Besides the obvious, the hidden benefit of this is that it provides an endpoint to runaway growth.

The biggest problem with capitalism, the reason it’s so destructive to the planet and to the workers and even, ultimately, to the capitalists, is that, after a certain point, the money’s just a way of keeping score. The number at the bottom of the column has no bearing on what you can buy or do; as a result, there’s no such thing as enough. The number can always be bigger.

Under this proposal, once you hit $1 billion, you’ve won capitalism. You beat the game, achieved the maximum score; you’re finished. There’s nothing more you can accumulate. You now have to find a purpose in life other that the relentless pursuit of profit. (And if we’re really lucky, it might be something that actually benefits other people, but even if not, it’s unlikely to be as damaging as whatever it is you were doing to get that $1 billion.)

Instead of companies expanding endlessly, like tumors, there’s a point where, when all the major stakeholders are maxing out on profit, it makes sense to just hold steady. Keep doing/making/selling whatever it is you do/sell/make, but stop trying to do/sell/make more of it every year.

The problem with a tumor–what makes it cancer–is that it keeps growing and growing, until eventually it’s taking up so much space and consuming so many resources that the surrounding tissues can’t function.

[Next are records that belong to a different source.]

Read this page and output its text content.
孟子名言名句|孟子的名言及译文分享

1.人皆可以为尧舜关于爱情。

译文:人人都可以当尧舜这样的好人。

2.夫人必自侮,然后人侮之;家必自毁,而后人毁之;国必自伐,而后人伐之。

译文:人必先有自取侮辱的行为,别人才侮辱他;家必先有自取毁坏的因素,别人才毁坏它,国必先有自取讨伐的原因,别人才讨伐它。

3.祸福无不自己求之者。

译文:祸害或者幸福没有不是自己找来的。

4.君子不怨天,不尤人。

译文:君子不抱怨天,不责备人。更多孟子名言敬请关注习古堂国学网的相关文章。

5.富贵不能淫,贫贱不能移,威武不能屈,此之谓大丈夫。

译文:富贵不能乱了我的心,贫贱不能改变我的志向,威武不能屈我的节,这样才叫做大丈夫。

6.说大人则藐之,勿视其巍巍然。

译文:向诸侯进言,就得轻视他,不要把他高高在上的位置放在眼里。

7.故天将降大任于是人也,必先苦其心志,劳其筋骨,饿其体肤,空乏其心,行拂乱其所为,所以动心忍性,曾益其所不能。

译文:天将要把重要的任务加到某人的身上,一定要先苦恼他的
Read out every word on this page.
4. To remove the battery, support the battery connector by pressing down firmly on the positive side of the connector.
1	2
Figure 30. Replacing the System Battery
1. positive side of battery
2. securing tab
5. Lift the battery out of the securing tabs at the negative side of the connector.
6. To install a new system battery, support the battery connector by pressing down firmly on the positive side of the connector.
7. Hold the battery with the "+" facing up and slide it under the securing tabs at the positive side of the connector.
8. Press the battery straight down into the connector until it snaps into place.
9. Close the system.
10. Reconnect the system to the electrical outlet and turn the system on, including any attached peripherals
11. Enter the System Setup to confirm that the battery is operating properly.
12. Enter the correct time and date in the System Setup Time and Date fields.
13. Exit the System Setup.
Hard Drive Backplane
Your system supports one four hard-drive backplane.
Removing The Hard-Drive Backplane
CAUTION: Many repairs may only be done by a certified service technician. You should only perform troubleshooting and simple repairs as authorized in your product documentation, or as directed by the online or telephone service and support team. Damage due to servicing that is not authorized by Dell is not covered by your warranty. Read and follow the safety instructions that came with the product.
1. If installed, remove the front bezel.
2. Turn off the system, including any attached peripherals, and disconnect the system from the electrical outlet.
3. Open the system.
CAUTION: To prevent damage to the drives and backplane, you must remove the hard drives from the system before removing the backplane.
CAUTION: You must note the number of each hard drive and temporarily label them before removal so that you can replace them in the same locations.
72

The tumor doesn’t have to do anything better than the other tissues in order to crowd them out; it just does it faster. Stop the uncontrolled growth, and it’s something you can live with.

Stopping the uncontrolled growth of capital means more opportunities for multiple businesses–big and small–operating in the same sector, since it doesn’t make sense for any one company to gobble up too much of the market share. That, in turn, means more choices for customers–and workers, since they can take their skills to another employer doing similar things. It means less waste, as there’s no longer an economic upside to spewing cheap goods out of a fire-hose before you even know whether anyone wants to buy them. That could mean slower, more thoughtful use of resources in the first place, but at minimum, it’s going to mean not manufacturing products only to immediately throw them away.